- Born: November 24, 1905 Indianapolis, Indiana
- Died: June 3, 2001 (aged 95) Stanton, New Jersey
- Occupation: Freelance writer

= J. C. Furnas =

American writer (1905–2001)

Joseph Chamberlain Furnas (November 24, 1905 – June 3, 2001) was an American freelance writer.

Furnas is best known for his article, commissioned for the Reader's Digest, "---And Sudden Death!" This article brought national attention to the problem of automobile safety, and is the most-reprinted article in the Digest's history.

His other works include a trilogy of social histories of the United States, The Americans (covering the period 1570–1914), Great Times (covering the period 1914–1929) and Stormy Weather: Crosslights on the 1930s (which covers the time between the stock market crash and the attack on Pearl Harbor.)
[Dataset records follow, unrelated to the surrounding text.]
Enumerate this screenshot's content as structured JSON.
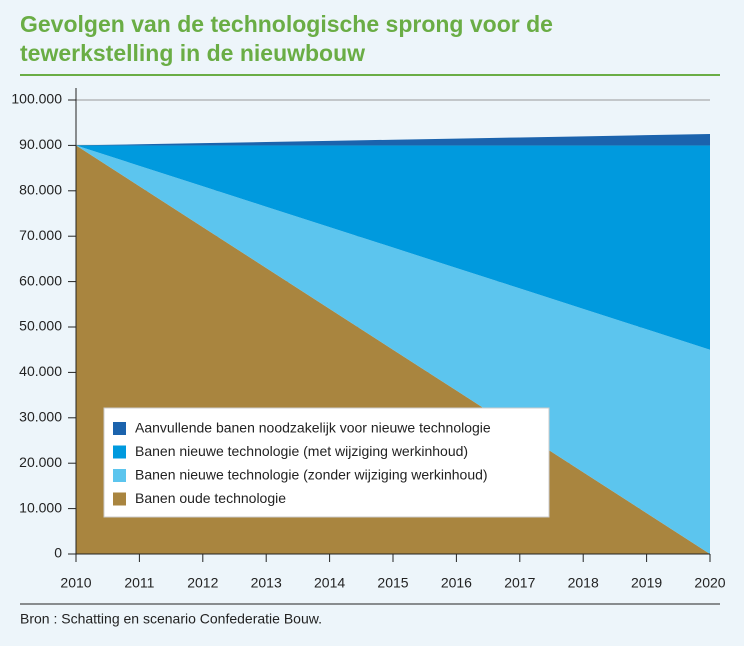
{
  "chart_data": {
    "type": "stacked-area",
    "title": "Gevolgen van de technologische sprong voor de tewerkstelling in de nieuwbouw",
    "source": "Bron : Schatting en scenario Confederatie Bouw.",
    "x": [
      2010,
      2011,
      2012,
      2013,
      2014,
      2015,
      2016,
      2017,
      2018,
      2019,
      2020
    ],
    "xlim": [
      2010,
      2020
    ],
    "xticks": [
      2010,
      2011,
      2012,
      2013,
      2014,
      2015,
      2016,
      2017,
      2018,
      2019,
      2020
    ],
    "ylim": [
      0,
      100000
    ],
    "yticks": [
      0,
      {
        "value": 10000,
        "label": "10.000"
      },
      {
        "value": 20000,
        "label": "20.000"
      },
      {
        "value": 30000,
        "label": "30.000"
      },
      {
        "value": 40000,
        "label": "40.000"
      },
      {
        "value": 50000,
        "label": "50.000"
      },
      {
        "value": 60000,
        "label": "60.000"
      },
      {
        "value": 70000,
        "label": "70.000"
      },
      {
        "value": 80000,
        "label": "80.000"
      },
      {
        "value": 90000,
        "label": "90.000"
      },
      {
        "value": 100000,
        "label": "100.000"
      }
    ],
    "grid": true,
    "series": [
      {
        "name": "Aanvullende banen noodzakelijk voor nieuwe technologie",
        "color": "#1b63ad",
        "values": [
          0,
          250,
          500,
          750,
          1000,
          1250,
          1500,
          1750,
          2000,
          2250,
          2500
        ]
      },
      {
        "name": "Banen nieuwe technologie (met wijziging werkinhoud)",
        "color": "#009ade",
        "values": [
          0,
          4500,
          9000,
          13500,
          18000,
          22500,
          27000,
          31500,
          36000,
          40500,
          45000
        ]
      },
      {
        "name": "Banen nieuwe technologie (zonder wijziging werkinhoud)",
        "color": "#5cc5ee",
        "values": [
          0,
          4500,
          9000,
          13500,
          18000,
          22500,
          27000,
          31500,
          36000,
          40500,
          45000
        ]
      },
      {
        "name": "Banen oude technologie",
        "color": "#a9853f",
        "values": [
          90000,
          81000,
          72000,
          63000,
          54000,
          45000,
          36000,
          27000,
          18000,
          9000,
          0
        ]
      }
    ]
  }
}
The Life and Times of the Late Demon Rum purports to be the only "wet" history of the temperance movement; it covers Temperance from its earliest beginnings late in the eighteenth century up to the passage of the Eighteenth Amendment and national prohibition. It is a useful work for those who wish to understand the context within which the temperance and prohibition movements operated; Furnas studies these movements' leaders and neither glosses over their virtues nor their shortcomings.
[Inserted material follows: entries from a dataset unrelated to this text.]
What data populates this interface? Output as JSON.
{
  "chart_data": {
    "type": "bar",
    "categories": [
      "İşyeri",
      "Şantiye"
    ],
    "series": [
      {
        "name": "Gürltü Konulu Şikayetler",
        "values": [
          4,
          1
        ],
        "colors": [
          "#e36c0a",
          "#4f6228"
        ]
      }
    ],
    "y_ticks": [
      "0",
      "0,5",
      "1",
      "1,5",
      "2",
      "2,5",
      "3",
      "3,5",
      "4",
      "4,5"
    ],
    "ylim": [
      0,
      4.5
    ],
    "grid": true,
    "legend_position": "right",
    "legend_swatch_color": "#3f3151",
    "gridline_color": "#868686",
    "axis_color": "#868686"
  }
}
Two of his books, The Road to Harper's Ferry and Goodbye to Uncle Tom, deal with African American issues---The Road to Harper's Ferry is an account of John Brown's raid on Harper's Ferry, which delves into the lives and motivations of the "Secret Six" who gave him a great deal of his support, and Goodbye to Uncle Tom examines how Uncle Tom's Cabin, both as a novel and in its many stage adaptations, has shaped American attitudes towards African Americans and slavery.
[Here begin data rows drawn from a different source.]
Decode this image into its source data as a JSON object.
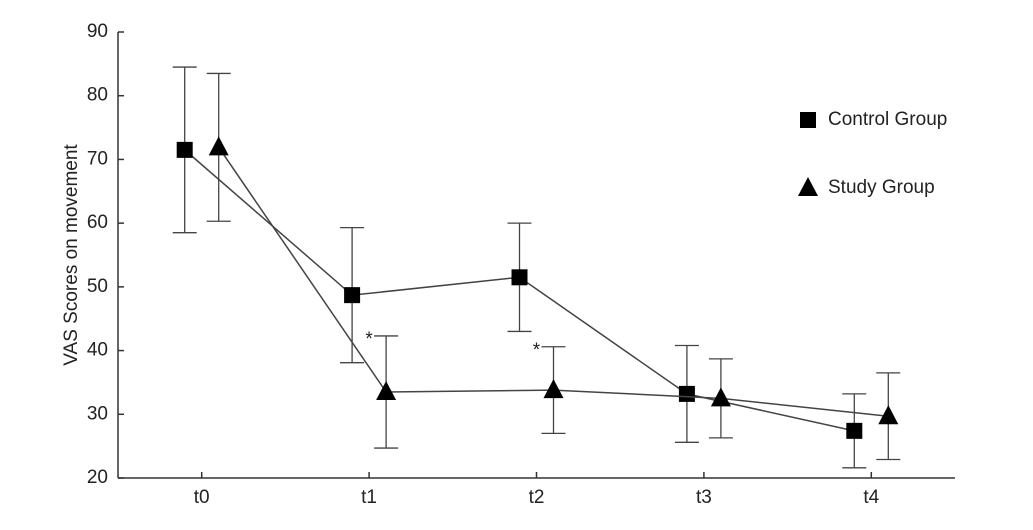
{
  "chart_data": {
    "type": "line",
    "ylabel": "VAS Scores on movement",
    "categories": [
      "t0",
      "t1",
      "t2",
      "t3",
      "t4"
    ],
    "series": [
      {
        "name": "Control Group",
        "color": "#000000",
        "marker": "square",
        "values": [
          71.5,
          48.7,
          51.5,
          33.2,
          27.4
        ],
        "errors": [
          13.0,
          10.6,
          8.5,
          7.6,
          5.8
        ]
      },
      {
        "name": "Study Group",
        "color": "#000000",
        "marker": "triangle",
        "values": [
          71.9,
          33.5,
          33.8,
          32.5,
          29.7
        ],
        "errors": [
          11.6,
          8.8,
          6.8,
          6.2,
          6.8
        ]
      }
    ],
    "annotations": [
      {
        "text": "*",
        "category": "t1"
      },
      {
        "text": "*",
        "category": "t2"
      }
    ],
    "ylim": [
      20,
      90
    ],
    "yticks": [
      20,
      30,
      40,
      50,
      60,
      70,
      80,
      90
    ],
    "grid": false,
    "legend": "right"
  }
}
In addition to these books, he wrote several books dealing with the South Pacific, including a biography of Robert Louis Stevenson, as well as several novels.

He is credited with uncovering the truth behind the Lillian Hellman short story, "Julia," later made into a movie starring Jane Fonda and Vanessa Redgrave. Hellman claimed the story was a true if veiled account drawn from the life of her childhood friend "Julia," a doctor trained in Vienna as a psychotherapist and an anti-Nazi. In fact, the story was taken from the life of Muriel Gardiner, a friend of J.C. Furnas's wife. He documents the story in his autobiography.

==Biography==
Furnas was born in Indiana on November 24, 1905. He was educated at Harvard University. During World War II he served as a war correspondent; his age, poor vision and Quaker background all combined to keep him from actual military service.

Furnas died on June 3, 2001, at his home in the Stanton section of Readington Township, New Jersey.